There is a graph G, let us consider G is this.
Notice in the question there are two functions w, w’ which are assigning weights to the graph.The question already assumes that their shortest paths are same in both w, w’ now they want to find what can be possible.
Now if we add some positive number to all the edges to every edge of graph G given here then we may change the shortest path E.g. add 2 to all the edges in G
This is why option B can not be the answer.
The same thing will happen if we add some negative number to all the edges then also we will find that shortest paths is changing.
This is why option C can not be the answer.
So we get that we can not add some +ve number also we can not add some -ve number to the previous weights(assigned by w). [Basically , w(u,v) = w’(u,v)]
We have left with one thing only that f(u) - f(v) = 0;
So, f(v) = f(u), for all (u, v) $\epsilon$ E.

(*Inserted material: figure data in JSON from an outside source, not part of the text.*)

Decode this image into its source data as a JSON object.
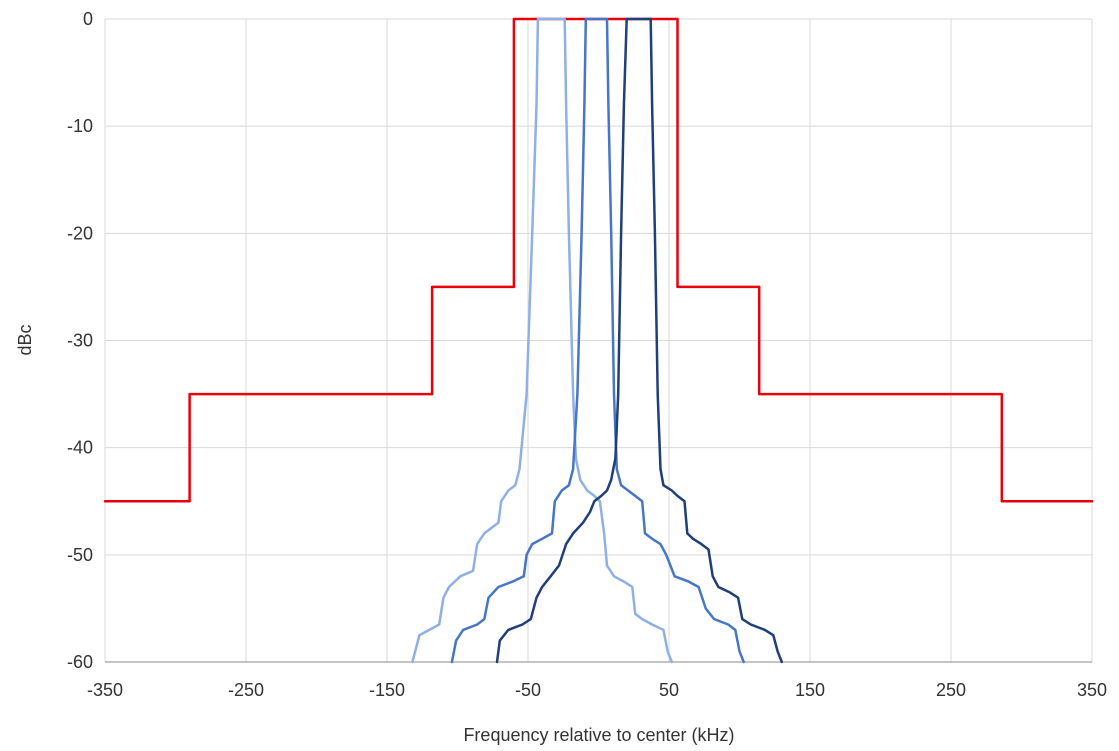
{
  "chart_data": {
    "type": "line",
    "title": "",
    "xlabel": "Frequency relative to center (kHz)",
    "ylabel": "dBc",
    "xlim": [
      -350,
      350
    ],
    "ylim": [
      -60,
      0
    ],
    "x_ticks": [
      -350,
      -250,
      -150,
      -50,
      50,
      150,
      250,
      350
    ],
    "y_ticks": [
      0,
      -10,
      -20,
      -30,
      -40,
      -50,
      -60
    ],
    "grid": true,
    "legend": "none",
    "series": [
      {
        "color": "#e8000b",
        "stroke_width": 2.5,
        "points": [
          [
            -350,
            -45
          ],
          [
            -290,
            -45
          ],
          [
            -290,
            -35
          ],
          [
            -118,
            -35
          ],
          [
            -118,
            -25
          ],
          [
            -60,
            -25
          ],
          [
            -60,
            0
          ],
          [
            56,
            0
          ],
          [
            56,
            -25
          ],
          [
            114,
            -25
          ],
          [
            114,
            -35
          ],
          [
            286,
            -35
          ],
          [
            286,
            -45
          ],
          [
            350,
            -45
          ]
        ]
      },
      {
        "color": "#8fb0e6",
        "stroke_width": 2.5,
        "points": [
          [
            -132,
            -60
          ],
          [
            -130,
            -59
          ],
          [
            -127,
            -57.5
          ],
          [
            -120,
            -57
          ],
          [
            -113,
            -56.5
          ],
          [
            -110,
            -54
          ],
          [
            -106,
            -53
          ],
          [
            -98,
            -52
          ],
          [
            -89,
            -51.5
          ],
          [
            -86,
            -49
          ],
          [
            -81,
            -48
          ],
          [
            -76,
            -47.5
          ],
          [
            -71,
            -47
          ],
          [
            -69,
            -45
          ],
          [
            -64,
            -44
          ],
          [
            -59,
            -43.5
          ],
          [
            -56,
            -42
          ],
          [
            -51,
            -35
          ],
          [
            -47,
            -20
          ],
          [
            -44,
            -8
          ],
          [
            -43,
            0
          ],
          [
            -24,
            0
          ],
          [
            -23,
            -8
          ],
          [
            -21,
            -20
          ],
          [
            -18,
            -35
          ],
          [
            -16,
            -41
          ],
          [
            -13,
            -43
          ],
          [
            -8,
            -44
          ],
          [
            -3,
            -44.5
          ],
          [
            1,
            -45
          ],
          [
            4,
            -48
          ],
          [
            6,
            -51
          ],
          [
            11,
            -52
          ],
          [
            18,
            -52.5
          ],
          [
            24,
            -53
          ],
          [
            26,
            -55.5
          ],
          [
            31,
            -56
          ],
          [
            38,
            -56.5
          ],
          [
            46,
            -57
          ],
          [
            49,
            -59
          ],
          [
            52,
            -60
          ]
        ]
      },
      {
        "color": "#4775c8",
        "stroke_width": 2.5,
        "points": [
          [
            -104,
            -60
          ],
          [
            -101,
            -58
          ],
          [
            -96,
            -57
          ],
          [
            -86,
            -56.5
          ],
          [
            -81,
            -56
          ],
          [
            -78,
            -54
          ],
          [
            -71,
            -53
          ],
          [
            -61,
            -52.5
          ],
          [
            -53,
            -52
          ],
          [
            -51,
            -50
          ],
          [
            -47,
            -49
          ],
          [
            -40,
            -48.5
          ],
          [
            -33,
            -48
          ],
          [
            -31,
            -45
          ],
          [
            -26,
            -44
          ],
          [
            -21,
            -43.5
          ],
          [
            -18,
            -42
          ],
          [
            -15,
            -35
          ],
          [
            -12,
            -20
          ],
          [
            -10,
            -8
          ],
          [
            -9,
            0
          ],
          [
            6,
            0
          ],
          [
            7,
            -8
          ],
          [
            9,
            -20
          ],
          [
            11,
            -35
          ],
          [
            13,
            -42
          ],
          [
            16,
            -43.5
          ],
          [
            21,
            -44
          ],
          [
            26,
            -44.5
          ],
          [
            31,
            -45
          ],
          [
            33,
            -48
          ],
          [
            38,
            -48.5
          ],
          [
            44,
            -49
          ],
          [
            48,
            -50
          ],
          [
            51,
            -51
          ],
          [
            54,
            -52
          ],
          [
            64,
            -52.5
          ],
          [
            71,
            -53
          ],
          [
            76,
            -55
          ],
          [
            82,
            -56
          ],
          [
            92,
            -56.5
          ],
          [
            97,
            -57
          ],
          [
            100,
            -59
          ],
          [
            103,
            -60
          ]
        ]
      },
      {
        "color": "#1f3e7a",
        "stroke_width": 2.5,
        "points": [
          [
            -72,
            -60
          ],
          [
            -70,
            -58
          ],
          [
            -64,
            -57
          ],
          [
            -54,
            -56.5
          ],
          [
            -48,
            -56
          ],
          [
            -44,
            -54
          ],
          [
            -40,
            -53
          ],
          [
            -34,
            -52
          ],
          [
            -28,
            -51
          ],
          [
            -23,
            -49
          ],
          [
            -18,
            -48
          ],
          [
            -11,
            -47
          ],
          [
            -6,
            -46
          ],
          [
            -3,
            -45
          ],
          [
            2,
            -44.5
          ],
          [
            6,
            -44
          ],
          [
            9,
            -43
          ],
          [
            12,
            -41
          ],
          [
            14,
            -35
          ],
          [
            16,
            -20
          ],
          [
            18,
            -8
          ],
          [
            20,
            0
          ],
          [
            37,
            0
          ],
          [
            38,
            -8
          ],
          [
            40,
            -20
          ],
          [
            42,
            -35
          ],
          [
            44,
            -42
          ],
          [
            46,
            -43.5
          ],
          [
            52,
            -44
          ],
          [
            56,
            -44.5
          ],
          [
            61,
            -45
          ],
          [
            63,
            -48
          ],
          [
            67,
            -48.5
          ],
          [
            73,
            -49
          ],
          [
            78,
            -49.5
          ],
          [
            81,
            -52
          ],
          [
            85,
            -53
          ],
          [
            93,
            -53.5
          ],
          [
            99,
            -54
          ],
          [
            102,
            -56
          ],
          [
            108,
            -56.5
          ],
          [
            118,
            -57
          ],
          [
            124,
            -57.5
          ],
          [
            127,
            -59
          ],
          [
            130,
            -60
          ]
        ]
      }
    ]
  }
}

This can be satisfied in many ways, E.g. lets take f: V→ R and f(u) = some constant , $\forall$ u $\epsilon$ V.
So option A is correct
Now we will talk about option D, here we are adding a new vertex S to G,
Also f(u) = 0, u $\epsilon$ V because distance(S, u) = 0
Here also f(v) = f(u), for all (u, v) $\epsilon$ E, is satisfying but this is not the only way.
The condition given is sufficient but not necessary. So “if and only if“ is wrong.